Into the Woods with Joseph Campbell

Into the Woods by John Yorke is a book I first found during 504 last year, thanks to Teresa lending me a copy for research into my Shakespeare ‘about the author’ project (thank you!). It focuses on how stories work and why we feel the need to tell them. The basis of my ideas for Shakespeare last year was centred around how at the time, his plays were written for the common folk who couldn’t read or afford education, so went to the theatre for entertainment, much as common people flock to the cinema today. This explains why they are full to bursting with sex and violence, like the blockbusters of today, they were made to connect with the masses. But in the context of modern academia, they are viewed on a heightened pedestal as if they are reserved only for the highly educated, and can't be understood by common people. (I’m not saying Shakespeare isn't genius because it is, but I think it's genius lies in how it can speak to the human soul in everyone who reads it, rather than as some elitist high concept outsider’s assessment of the human race)

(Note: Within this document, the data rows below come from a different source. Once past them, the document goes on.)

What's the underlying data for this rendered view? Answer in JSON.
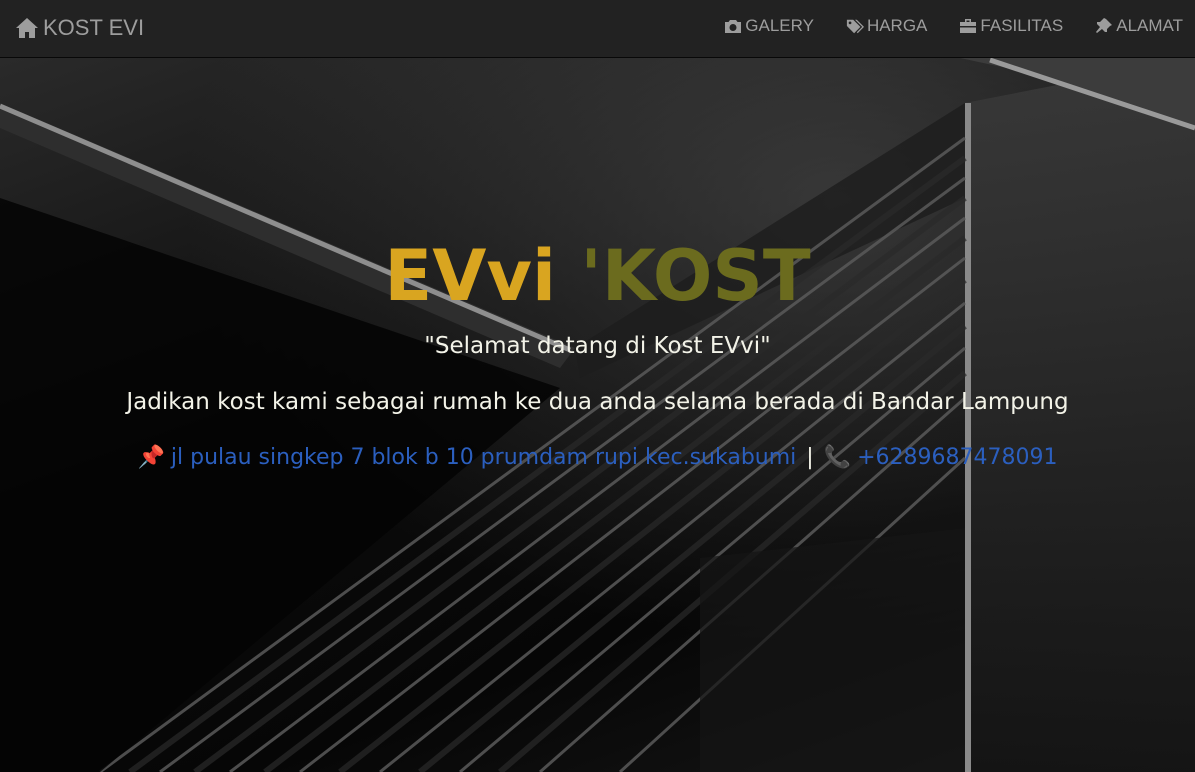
{
  "navbar": {
    "brand": "KOST EVI",
    "brand_icon": "home-icon",
    "items": [
      {
        "label": "GALERY",
        "icon": "camera-icon"
      },
      {
        "label": "HARGA",
        "icon": "tags-icon"
      },
      {
        "label": "FASILITAS",
        "icon": "briefcase-icon"
      },
      {
        "label": "ALAMAT",
        "icon": "pushpin-icon"
      }
    ]
  },
  "hero": {
    "title_part1": "EVvi",
    "title_part2": "'KOST",
    "welcome": "\"Selamat datang di Kost EVvi\"",
    "tagline": "Jadikan kost kami sebagai rumah ke dua anda selama berada di Bandar Lampung",
    "address": "jl pulau singkep 7 blok b 10 prumdam rupi kec.sukabumi",
    "separator": "|",
    "phone": "+6289687478091"
  },
  "colors": {
    "title_gold": "#d9a520",
    "title_olive": "#6b6b1e",
    "link_blue": "#2b5fbf",
    "navbar_bg": "#222222",
    "navbar_text": "#9d9d9d"
  }
}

Anyway, these ideas started feeling relevant again as I’m looking at cinema and the reasons for which films are made today.
Also, Joseph Campbell is mentioned throughout books on story structure and narrative themes, so I went to the source and started reading The Hero With a Thousand Faces. The main idea is to connect these theories and examples to the current examples I have started looking at, in the superhero movie, star wars franchise etc. I find it really interesting that although Campbell’s writing predates literally all of the examples I’m using, his critiques still apply directly to characters and plots that he never even would have heard of. It’s a good indicator that story is universal, not only cross cultural but without regard to the constraints of time, either.


Neil Gaiman's recent Norse Mythology book has also been helpful in understanding the legacy of a story and how it can last across generations.